Penelitian mengenai employability
siswa SMK menunjukkan bahwa kemampuan tersebut merupakan kombinasi berbagai
kompetensi yang memungkinkan lulusan tidak hanya siap memasuki dunia kerja,
tetapi juga mampu mempertahankan dan mengembangkan kariernya. Hasil analisis
terhadap siswa SMK di Yogyakarta membuktikan bahwa employability
merupakan konstruk yang dapat diukur secara ilmiah melalui sejumlah dimensi
yang saling berkaitan. Temuan ini menegaskan bahwa keberhasilan lulusan tidak
hanya ditentukan oleh nilai akademik atau keterampilan praktik, melainkan juga
oleh kemampuan beradaptasi, membangun relasi, serta mengembangkan potensi diri
sesuai dengan tuntutan dunia kerja yang terus berubah. Dengan demikian,
pengembangan employability menjadi salah satu indikator penting dalam
menyiapkan lulusan SMK yang memiliki daya saing tinggi.

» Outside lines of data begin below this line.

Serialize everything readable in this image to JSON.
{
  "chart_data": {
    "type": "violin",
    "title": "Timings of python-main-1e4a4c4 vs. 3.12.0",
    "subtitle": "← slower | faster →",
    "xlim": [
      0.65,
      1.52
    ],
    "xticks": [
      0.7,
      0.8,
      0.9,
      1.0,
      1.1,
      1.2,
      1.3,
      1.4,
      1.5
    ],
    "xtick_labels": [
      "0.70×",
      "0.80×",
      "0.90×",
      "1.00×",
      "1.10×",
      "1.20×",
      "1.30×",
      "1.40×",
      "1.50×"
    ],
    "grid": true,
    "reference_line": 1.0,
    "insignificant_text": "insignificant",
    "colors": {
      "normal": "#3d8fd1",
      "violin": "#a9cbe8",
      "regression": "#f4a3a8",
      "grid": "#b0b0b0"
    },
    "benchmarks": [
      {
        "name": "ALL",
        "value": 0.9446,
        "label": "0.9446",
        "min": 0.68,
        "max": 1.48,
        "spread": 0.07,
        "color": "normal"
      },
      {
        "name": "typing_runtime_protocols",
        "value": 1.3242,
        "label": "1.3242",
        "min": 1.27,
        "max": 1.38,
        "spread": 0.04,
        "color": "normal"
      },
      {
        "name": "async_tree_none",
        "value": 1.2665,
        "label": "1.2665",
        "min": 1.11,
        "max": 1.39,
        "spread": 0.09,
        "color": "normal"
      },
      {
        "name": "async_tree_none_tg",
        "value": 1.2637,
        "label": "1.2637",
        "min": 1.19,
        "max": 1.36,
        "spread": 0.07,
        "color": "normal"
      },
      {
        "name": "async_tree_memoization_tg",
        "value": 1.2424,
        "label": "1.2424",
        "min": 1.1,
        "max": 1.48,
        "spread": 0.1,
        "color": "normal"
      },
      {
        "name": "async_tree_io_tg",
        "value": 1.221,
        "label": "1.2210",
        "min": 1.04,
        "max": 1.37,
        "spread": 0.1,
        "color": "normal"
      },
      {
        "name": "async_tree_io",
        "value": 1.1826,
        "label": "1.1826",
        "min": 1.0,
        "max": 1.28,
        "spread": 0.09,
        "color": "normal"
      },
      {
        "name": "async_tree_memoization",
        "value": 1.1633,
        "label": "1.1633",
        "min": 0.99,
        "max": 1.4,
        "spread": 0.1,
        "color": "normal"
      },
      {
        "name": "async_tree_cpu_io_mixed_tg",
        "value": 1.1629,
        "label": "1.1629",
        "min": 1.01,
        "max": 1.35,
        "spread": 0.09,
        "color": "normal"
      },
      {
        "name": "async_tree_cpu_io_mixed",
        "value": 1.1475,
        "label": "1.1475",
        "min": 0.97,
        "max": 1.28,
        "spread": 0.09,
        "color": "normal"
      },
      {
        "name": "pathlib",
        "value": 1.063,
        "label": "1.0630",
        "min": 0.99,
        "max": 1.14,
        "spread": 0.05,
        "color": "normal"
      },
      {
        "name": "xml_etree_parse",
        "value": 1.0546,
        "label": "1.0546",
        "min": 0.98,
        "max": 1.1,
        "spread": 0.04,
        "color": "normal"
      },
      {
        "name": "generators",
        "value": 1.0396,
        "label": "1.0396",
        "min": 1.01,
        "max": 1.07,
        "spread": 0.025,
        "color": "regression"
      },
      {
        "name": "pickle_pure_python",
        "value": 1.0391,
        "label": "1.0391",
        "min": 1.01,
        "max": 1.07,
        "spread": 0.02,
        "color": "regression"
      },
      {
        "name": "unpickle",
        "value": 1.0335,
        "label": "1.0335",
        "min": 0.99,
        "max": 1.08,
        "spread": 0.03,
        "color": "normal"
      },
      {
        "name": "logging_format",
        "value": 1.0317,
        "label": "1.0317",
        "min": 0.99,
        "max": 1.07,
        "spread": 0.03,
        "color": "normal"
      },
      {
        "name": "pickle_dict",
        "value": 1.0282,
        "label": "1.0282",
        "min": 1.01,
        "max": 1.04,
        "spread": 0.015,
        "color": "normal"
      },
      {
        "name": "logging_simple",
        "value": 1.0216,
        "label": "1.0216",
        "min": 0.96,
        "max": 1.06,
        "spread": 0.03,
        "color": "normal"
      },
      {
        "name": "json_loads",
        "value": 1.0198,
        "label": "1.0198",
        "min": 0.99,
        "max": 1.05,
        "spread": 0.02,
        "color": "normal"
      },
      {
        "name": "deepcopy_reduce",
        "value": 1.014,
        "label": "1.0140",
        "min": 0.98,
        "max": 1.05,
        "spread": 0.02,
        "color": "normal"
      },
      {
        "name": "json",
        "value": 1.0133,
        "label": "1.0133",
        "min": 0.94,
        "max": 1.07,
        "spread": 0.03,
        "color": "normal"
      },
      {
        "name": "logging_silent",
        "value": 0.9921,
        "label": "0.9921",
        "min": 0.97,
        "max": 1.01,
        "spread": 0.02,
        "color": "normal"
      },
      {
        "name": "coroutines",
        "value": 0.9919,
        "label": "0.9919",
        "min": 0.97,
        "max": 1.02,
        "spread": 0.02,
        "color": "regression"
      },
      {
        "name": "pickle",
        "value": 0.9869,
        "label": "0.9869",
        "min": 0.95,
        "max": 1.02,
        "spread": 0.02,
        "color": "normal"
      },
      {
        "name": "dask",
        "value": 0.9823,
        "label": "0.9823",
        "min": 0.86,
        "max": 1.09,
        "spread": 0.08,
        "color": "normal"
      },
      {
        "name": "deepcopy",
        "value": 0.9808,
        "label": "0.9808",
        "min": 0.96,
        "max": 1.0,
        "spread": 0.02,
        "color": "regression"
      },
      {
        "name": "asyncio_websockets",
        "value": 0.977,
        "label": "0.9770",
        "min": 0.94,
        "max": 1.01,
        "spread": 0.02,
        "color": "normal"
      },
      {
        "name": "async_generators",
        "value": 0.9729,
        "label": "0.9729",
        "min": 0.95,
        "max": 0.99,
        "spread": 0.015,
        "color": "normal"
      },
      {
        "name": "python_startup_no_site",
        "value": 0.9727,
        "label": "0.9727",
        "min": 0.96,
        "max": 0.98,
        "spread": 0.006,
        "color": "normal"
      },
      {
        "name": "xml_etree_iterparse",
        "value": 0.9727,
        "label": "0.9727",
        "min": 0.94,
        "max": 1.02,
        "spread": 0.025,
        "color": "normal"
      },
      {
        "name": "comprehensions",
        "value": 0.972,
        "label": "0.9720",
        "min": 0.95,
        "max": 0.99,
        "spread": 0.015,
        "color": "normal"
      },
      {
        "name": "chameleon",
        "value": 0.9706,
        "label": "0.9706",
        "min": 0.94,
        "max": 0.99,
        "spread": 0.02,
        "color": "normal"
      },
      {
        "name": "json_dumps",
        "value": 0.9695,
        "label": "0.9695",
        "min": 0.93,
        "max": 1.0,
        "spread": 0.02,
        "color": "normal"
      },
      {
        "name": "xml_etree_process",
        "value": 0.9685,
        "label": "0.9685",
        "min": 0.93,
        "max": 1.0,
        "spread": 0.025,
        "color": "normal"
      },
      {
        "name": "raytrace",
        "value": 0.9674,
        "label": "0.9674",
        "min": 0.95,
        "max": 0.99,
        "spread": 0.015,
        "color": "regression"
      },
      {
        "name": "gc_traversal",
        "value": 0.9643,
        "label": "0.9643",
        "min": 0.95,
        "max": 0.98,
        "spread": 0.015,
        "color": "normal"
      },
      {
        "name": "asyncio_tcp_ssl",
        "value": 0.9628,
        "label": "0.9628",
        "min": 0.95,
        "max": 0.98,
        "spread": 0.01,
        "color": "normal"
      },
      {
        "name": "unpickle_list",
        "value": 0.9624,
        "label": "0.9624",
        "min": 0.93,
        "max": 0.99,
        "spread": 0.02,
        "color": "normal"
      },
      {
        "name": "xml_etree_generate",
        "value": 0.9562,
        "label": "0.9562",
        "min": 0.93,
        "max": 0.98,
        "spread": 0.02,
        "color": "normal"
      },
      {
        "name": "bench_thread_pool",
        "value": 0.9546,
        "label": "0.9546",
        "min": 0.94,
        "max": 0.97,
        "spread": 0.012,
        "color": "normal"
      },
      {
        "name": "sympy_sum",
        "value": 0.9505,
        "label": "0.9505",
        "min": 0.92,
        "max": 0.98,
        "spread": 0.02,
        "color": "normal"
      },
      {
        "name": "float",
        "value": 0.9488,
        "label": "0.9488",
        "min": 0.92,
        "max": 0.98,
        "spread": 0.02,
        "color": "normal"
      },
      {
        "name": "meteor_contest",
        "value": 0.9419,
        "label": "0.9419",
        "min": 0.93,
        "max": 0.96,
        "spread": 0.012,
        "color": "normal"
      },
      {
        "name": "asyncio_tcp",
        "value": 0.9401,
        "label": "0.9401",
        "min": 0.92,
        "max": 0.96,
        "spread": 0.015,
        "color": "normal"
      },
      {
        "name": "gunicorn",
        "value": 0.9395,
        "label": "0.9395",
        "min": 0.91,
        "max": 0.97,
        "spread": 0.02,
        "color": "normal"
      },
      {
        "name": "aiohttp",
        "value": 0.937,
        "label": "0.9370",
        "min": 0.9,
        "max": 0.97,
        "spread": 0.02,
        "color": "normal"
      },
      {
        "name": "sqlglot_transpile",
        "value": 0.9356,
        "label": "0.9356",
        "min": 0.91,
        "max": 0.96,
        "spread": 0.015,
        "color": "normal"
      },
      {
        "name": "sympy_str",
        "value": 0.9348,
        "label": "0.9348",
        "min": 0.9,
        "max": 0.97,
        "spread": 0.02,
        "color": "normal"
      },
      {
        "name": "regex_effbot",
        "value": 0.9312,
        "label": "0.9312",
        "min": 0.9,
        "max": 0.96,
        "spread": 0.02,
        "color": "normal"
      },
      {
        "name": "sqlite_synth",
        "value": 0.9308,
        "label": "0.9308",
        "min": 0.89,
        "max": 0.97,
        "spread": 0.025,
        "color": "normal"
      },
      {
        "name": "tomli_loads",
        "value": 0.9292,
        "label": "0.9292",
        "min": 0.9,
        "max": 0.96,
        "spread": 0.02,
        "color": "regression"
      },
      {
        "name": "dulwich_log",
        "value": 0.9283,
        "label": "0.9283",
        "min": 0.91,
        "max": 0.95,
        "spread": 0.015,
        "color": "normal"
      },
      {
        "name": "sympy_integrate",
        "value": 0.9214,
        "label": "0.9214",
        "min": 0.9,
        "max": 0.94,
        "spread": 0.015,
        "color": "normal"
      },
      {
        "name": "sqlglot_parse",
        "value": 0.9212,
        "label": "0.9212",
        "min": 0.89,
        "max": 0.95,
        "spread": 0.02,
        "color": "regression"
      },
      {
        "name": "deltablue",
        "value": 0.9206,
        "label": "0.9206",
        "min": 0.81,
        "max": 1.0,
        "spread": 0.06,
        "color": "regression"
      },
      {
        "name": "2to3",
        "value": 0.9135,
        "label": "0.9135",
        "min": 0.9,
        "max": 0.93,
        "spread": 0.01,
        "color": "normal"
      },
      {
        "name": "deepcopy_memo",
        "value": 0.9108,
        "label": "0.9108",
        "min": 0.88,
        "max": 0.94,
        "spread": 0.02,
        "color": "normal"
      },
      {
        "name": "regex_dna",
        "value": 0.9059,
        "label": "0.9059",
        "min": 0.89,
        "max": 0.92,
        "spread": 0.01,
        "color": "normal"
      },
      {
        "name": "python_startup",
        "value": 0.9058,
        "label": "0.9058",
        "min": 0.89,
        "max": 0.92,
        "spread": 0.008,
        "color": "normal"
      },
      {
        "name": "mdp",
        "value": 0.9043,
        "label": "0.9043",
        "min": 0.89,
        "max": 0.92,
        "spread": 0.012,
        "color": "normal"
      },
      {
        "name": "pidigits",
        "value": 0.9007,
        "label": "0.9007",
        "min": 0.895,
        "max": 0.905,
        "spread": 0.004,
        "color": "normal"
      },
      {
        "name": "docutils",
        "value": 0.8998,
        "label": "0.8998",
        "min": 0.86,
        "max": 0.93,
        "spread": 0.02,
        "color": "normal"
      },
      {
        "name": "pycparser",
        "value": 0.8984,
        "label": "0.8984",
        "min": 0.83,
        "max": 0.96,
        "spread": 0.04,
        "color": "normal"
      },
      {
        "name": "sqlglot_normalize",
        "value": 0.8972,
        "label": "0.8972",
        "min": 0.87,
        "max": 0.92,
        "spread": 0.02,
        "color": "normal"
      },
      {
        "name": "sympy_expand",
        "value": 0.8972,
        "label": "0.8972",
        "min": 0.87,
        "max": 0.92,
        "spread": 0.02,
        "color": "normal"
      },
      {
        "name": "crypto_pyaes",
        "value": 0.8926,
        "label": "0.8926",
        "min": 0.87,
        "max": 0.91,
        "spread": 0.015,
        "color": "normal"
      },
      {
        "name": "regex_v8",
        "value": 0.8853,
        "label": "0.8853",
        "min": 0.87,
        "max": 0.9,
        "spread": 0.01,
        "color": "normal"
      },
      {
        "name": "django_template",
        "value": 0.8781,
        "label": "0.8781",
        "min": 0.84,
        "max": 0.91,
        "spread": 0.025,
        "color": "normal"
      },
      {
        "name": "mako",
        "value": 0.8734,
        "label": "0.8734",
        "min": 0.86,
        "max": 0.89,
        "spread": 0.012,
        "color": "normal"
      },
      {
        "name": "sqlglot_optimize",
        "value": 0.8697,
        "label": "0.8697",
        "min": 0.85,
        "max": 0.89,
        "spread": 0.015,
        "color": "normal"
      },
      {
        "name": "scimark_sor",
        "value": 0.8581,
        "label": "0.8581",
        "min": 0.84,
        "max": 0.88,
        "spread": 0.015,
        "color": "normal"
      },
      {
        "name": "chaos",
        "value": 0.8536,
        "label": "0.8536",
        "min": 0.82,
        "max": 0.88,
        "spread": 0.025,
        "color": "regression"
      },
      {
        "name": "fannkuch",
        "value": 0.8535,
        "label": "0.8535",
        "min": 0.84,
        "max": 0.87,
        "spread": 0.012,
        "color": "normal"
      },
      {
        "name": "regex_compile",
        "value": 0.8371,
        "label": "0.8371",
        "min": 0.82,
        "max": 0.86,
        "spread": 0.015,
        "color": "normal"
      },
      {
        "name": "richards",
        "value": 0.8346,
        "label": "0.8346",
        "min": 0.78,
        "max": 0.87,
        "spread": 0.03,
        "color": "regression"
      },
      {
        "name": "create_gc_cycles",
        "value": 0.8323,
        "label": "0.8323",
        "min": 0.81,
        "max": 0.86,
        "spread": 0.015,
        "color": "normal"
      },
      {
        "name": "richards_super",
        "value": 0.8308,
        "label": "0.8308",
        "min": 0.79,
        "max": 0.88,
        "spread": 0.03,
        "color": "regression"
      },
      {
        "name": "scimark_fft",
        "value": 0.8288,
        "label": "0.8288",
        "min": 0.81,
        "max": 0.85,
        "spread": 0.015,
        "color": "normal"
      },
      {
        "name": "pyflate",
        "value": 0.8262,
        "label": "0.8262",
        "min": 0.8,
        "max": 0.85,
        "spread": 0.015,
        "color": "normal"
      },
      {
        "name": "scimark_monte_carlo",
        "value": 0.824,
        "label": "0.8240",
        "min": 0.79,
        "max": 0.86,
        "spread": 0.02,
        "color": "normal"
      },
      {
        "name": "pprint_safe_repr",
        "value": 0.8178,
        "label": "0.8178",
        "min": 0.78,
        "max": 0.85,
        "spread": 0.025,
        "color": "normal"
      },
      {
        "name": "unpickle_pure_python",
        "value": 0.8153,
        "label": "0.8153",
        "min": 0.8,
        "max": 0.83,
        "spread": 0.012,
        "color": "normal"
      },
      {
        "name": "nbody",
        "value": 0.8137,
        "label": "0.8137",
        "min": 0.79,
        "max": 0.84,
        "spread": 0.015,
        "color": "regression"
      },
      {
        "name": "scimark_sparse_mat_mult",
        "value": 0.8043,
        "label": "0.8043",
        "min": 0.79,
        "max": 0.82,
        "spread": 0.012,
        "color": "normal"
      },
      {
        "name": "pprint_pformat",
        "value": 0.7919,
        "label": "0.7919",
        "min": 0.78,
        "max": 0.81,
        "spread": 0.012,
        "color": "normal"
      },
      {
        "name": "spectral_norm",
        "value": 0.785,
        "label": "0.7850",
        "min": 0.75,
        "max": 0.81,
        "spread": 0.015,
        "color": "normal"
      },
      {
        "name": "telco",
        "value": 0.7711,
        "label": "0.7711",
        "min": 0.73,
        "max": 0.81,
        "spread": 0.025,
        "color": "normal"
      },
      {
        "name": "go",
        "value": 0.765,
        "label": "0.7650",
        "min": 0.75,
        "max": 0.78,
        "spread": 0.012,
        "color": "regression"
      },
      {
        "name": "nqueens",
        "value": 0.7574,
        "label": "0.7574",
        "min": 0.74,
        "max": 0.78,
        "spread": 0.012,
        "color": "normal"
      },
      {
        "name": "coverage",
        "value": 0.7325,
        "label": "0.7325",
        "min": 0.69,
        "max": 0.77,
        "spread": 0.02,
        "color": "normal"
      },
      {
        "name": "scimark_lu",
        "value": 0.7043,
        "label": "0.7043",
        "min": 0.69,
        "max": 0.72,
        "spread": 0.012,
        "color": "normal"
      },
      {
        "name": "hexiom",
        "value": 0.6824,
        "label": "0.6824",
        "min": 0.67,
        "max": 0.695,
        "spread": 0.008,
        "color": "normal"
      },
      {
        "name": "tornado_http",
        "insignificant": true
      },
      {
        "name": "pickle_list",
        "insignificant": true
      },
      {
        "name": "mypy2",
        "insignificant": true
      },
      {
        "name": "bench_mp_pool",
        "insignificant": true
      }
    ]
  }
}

Selain memahami konsep employability,
berbagai penelitian juga menunjukkan bahwa ada beberapa faktor yang ikut
membentuk kemampuan ini. Pengalaman magang memberi siswa kesempatan untuk
mengenal dunia kerja, mengerjakan tugas sesuai standar industri, dan
berhubungan langsung dengan lingkungan profesional. Sementara itu, kompetensi
yang didapat selama belajar menjadi bekal utama untuk menyelesaikan pekerjaan
dengan baik. Tidak kalah penting, psychological capital yang mencakup rasa
percaya diri, sikap optimis, harapan, dan ketangguhan membantu siswa menghadapi
tekanan, perubahan, dan tantangan di tempat kerja. Gabungan antara pengalaman
di industri, kompetensi yang cukup, dan mental yang kuat membuat lulusan lebih
siap menghadapi dunia kerja dibandingkan jika hanya mengandalkan keterampilan
teknis saja.
Oleh karena itu, pengembangan employability perlu menjadi perhatian bersama dalam penyelenggaraan pendidikan vokasi. Sekolah tidak hanya berperan meningkatkan kompetensi teknis melalui pembelajaran dan program magang, tetapi juga perlu menciptakan lingkungan belajar yang mampu menumbuhkan kepercayaan diri, optimisme, kemampuan beradaptasi, dan ketangguhan psikologis siswa. Kolaborasi antara sekolah, dunia usaha dan dunia industri, serta berbagai pemangku kepentingan menjadi langkah strategis dalam mempersiapkan lulusan SMK yang tidak hanya siap memperoleh pekerjaan, tetapi juga mampu bertahan, berkembang, dan bersaing di tengah perubahan kebutuhan dunia kerja. Dengan bekal kompetensi, pengalaman industri, dan mental yang kuat, lulusan SMK diharapkan memiliki employability yang lebih tinggi sehingga mampu memberikan kontribusi nyata bagi pembangunan
sumber daya
manusia Indonesia.
Referensi:
Sudarsono, B., Tentama, F., & Ghozali, F. A. (2022). Employability Analysis of Students in Yogyakarta: Confirmatory Factor Analysis. Al-Ishlah: Jurnal Pendidikan, 14(2), 1451-1462.
Pianda, D., Hilmiana, H., Widianto, S., & Sartika, D. (2026). A Stratified Survey Dataset on Internship Experience, Competencies, Psychological Capital, and Employability of Vocational Students in Aceh, Indonesia. Data in Brief, 1-9.